Con sus cerca de 2.200 años de vida a las espaldas os podéis imaginar la cantidad y variedad de salidas y puestas de sol que han contemplado los diferentes fragmentos del Templo de Debod. Sin embargo, es desde hace unas décadas, coincidiendo con su traslado a Madrid, cuando estos restos han admirado celestiales atardeceres sobre la capital de España, viendo como el sol se diluye tras su horizonte ofreciendo, en su conjunto, un impresionante hechizo visual.
Dependiendo de la estación, y de lo caprichoso que ese día se haya levantado el cielo de Madrid, el espectáculo puede ser más o menos vivaz, pero jamás defrauda. En ocasiones la escena muestra su vertiente más apocalíptica, otras, el panorama se ofrece mucho más tranquilo, con colores suaves y sosegados, más propios de las ensoñaciones que de la vida real. Cada día nunca es igual al anterior.

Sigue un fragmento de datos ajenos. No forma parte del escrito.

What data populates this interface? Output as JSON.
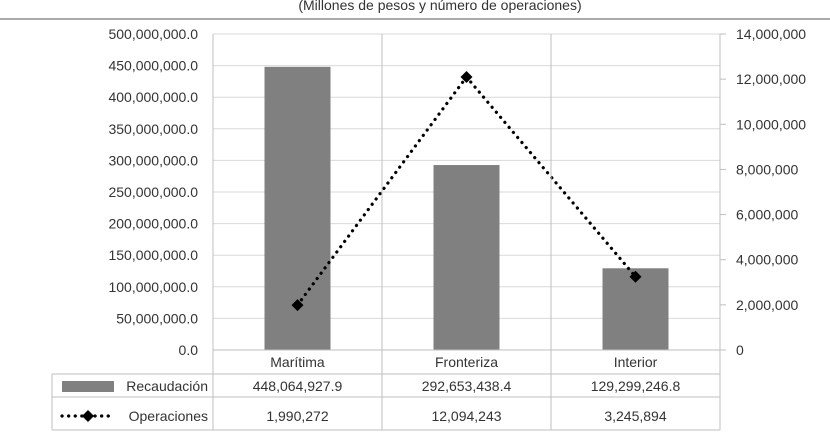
{
  "chart_data": {
    "type": "bar",
    "title": "(Millones de pesos y número de operaciones)",
    "categories": [
      "Marítima",
      "Fronteriza",
      "Interior"
    ],
    "series": [
      {
        "name": "Recaudación",
        "kind": "bar",
        "axis": "left",
        "values": [
          448064927.9,
          292653438.4,
          129299246.8
        ],
        "labels": [
          "448,064,927.9",
          "292,653,438.4",
          "129,299,246.8"
        ],
        "color": "#808080"
      },
      {
        "name": "Operaciones",
        "kind": "line",
        "axis": "right",
        "line_style": "dotted",
        "marker": "diamond",
        "values": [
          1990272,
          12094243,
          3245894
        ],
        "labels": [
          "1,990,272",
          "12,094,243",
          "3,245,894"
        ],
        "color": "#000000"
      }
    ],
    "y_left": {
      "range": [
        0,
        500000000
      ],
      "ticks": [
        {
          "v": 0,
          "label": "0.0"
        },
        {
          "v": 50000000,
          "label": "50,000,000.0"
        },
        {
          "v": 100000000,
          "label": "100,000,000.0"
        },
        {
          "v": 150000000,
          "label": "150,000,000.0"
        },
        {
          "v": 200000000,
          "label": "200,000,000.0"
        },
        {
          "v": 250000000,
          "label": "250,000,000.0"
        },
        {
          "v": 300000000,
          "label": "300,000,000.0"
        },
        {
          "v": 350000000,
          "label": "350,000,000.0"
        },
        {
          "v": 400000000,
          "label": "400,000,000.0"
        },
        {
          "v": 450000000,
          "label": "450,000,000.0"
        },
        {
          "v": 500000000,
          "label": "500,000,000.0"
        }
      ]
    },
    "y_right": {
      "range": [
        0,
        14000000
      ],
      "ticks": [
        {
          "v": 0,
          "label": "0"
        },
        {
          "v": 2000000,
          "label": "2,000,000"
        },
        {
          "v": 4000000,
          "label": "4,000,000"
        },
        {
          "v": 6000000,
          "label": "6,000,000"
        },
        {
          "v": 8000000,
          "label": "8,000,000"
        },
        {
          "v": 10000000,
          "label": "10,000,000"
        },
        {
          "v": 12000000,
          "label": "12,000,000"
        },
        {
          "v": 14000000,
          "label": "14,000,000"
        }
      ]
    },
    "grid": true,
    "legend": "data-table-below"
  }
}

Para representar fielmente esto que digo en la postal de esta semana he querido compartir con vosotros una fabulosa fotografía de Marcos Molina. En ella, un pasmoso cielo de tintes amoratados y lilas parece pugnarle y arrebatarle protagonismo al propio templo. Una lucha sin tregua que se produce por duplicado, en el mundo tangible y en los reflejos del agua que bordean y custodian los milenarios restos. Un doble enfrentamiento que, a su vez, duplica el espectáculo visual.
El Templo de Debod, merced a su magnetismo, siempre nos regala miradas envueltas de magia y sensaciones pero hay que reconocer que pocas tan sugerentes como ésta. Pasen, vean y disfruten de uno de los mayores espectáculos que, día tras día, Madrid nos regala.